The crowning achievement for the store, obvious in retrospect, but taking decades to first think of: the shopping cart. If you’re going to buy a lot of stuff, you need something to carry it in. Genius.

Piggly Wiggly is still around, of course, although greatly overshadowed by Safeway and Kroger’s and CostCo and Walmart and dozens of other chains. They all of course use the Saunders model: self-service aisles, uniformed staff, refrigerated cases, standardized stores selling standardized goods at standardized prices. When it comes to food retailing, we are living in Saunders’s world.

But this is an story about failure, not success. Saunders got greedy. By 1922, Piggly Wiggly’s stock was flying high, and a lot of Wall Street sharpies thought it was due for a fall. They “went short”: they borrowed stock and then sold it, planning to buy it back once the price dropped.
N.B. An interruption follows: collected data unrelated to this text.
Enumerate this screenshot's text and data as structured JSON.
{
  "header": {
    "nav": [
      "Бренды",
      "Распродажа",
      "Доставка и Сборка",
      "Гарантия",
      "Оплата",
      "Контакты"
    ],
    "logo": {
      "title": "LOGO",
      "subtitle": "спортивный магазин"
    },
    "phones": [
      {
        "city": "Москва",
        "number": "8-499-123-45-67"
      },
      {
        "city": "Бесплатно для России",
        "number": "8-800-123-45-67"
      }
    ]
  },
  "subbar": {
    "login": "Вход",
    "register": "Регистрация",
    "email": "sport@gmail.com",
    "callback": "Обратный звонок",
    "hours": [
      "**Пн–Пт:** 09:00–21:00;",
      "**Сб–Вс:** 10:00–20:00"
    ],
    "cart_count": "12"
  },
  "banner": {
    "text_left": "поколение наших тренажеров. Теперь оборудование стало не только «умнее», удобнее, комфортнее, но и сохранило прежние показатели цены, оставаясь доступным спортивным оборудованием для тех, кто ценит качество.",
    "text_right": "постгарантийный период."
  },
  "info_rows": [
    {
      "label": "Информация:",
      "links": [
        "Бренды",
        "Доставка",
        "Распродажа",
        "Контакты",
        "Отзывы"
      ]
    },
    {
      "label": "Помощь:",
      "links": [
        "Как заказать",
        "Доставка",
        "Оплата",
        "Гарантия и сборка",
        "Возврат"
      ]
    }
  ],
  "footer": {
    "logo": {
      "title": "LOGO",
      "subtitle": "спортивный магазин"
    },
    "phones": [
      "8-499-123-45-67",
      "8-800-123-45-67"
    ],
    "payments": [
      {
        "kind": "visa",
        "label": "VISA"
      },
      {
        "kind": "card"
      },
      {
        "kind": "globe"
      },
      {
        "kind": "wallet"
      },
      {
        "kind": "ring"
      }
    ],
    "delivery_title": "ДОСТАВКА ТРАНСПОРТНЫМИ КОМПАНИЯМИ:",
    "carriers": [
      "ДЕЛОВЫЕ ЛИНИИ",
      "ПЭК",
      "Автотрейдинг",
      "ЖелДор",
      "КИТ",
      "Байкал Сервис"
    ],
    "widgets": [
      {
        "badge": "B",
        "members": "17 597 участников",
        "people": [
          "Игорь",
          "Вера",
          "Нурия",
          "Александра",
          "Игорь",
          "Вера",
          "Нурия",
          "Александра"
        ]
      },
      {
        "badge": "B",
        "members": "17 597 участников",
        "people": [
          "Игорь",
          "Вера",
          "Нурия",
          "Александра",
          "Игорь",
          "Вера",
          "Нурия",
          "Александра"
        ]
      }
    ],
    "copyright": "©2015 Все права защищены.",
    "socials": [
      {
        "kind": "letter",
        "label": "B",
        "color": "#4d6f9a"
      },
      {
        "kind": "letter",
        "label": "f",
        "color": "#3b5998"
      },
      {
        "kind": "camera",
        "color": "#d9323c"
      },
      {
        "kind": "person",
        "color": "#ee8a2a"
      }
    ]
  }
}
Saunders got in there and bought up all the stock he could afford, artificially driving the price further up. The sharpies, panicked, had to scramble to buy stock, making the price climb still further, a hilariously vicious cycle called a “short squeeze”. The stock went from 40 to 120 in a matter of months – until the New York Stock Exchange stepped in and declared the party over. They even made Saunders give all the money back. Saunders lost every dime, was thrown off Piggly Wiggly’s board, and almost went to jail.

Embittered by his experience with the corporate world, he opened up a new chain of groceries in 1928, and he expressed his bitterness by naming the chain the “Clarence Saunders Sole Owner of My Name Stores”. By 1929, there were 675 “Sole Owner” stores – and a professional football team, called the “Clarence Saunders Sole Owner of My Name Tigers” of course – but by 1930, the chain was out of business.

The rest of his life was like that. With the Sole Owner stores gone, Saunders disbanded the Sole Owner Tigers. He tried the Keedoozle thing and after that an even less successful automated retailing concept called Foodelectric that never opened a single store. The remarkable man died in 1953.

I would like there to be a moral here. I would like to be able to sum it all up in a lesson for everybody. Saunders’s life shows such a strong pattern, such a powerful dramatic arc – one small success, one huge success, and then a lifetime of failures, great and small – I would like it to all mean something, anything, but I just don’t see it.

Maybe that is the final failure of Clarence Saunders: he didn’t even make it as a cautionary tale.

1 thought on “Just another failed startup

  1. Maybe the moral is that no matter how good you are at something or several things, other members of society outnumber you, they, on net, can outwork you, and when push comes to shove, they can take from you, whether more so by your own failures and shortsightedness, or (more likely) by their diligence, effort, and the greater weight of their combined existence when measured against your own. Stay humble, stay wary, make and keep many friends. You will need them, more so than all the cleverness and diligence possible from any single human being. Now if I can only succeed in remembering my own advice… What was I saying?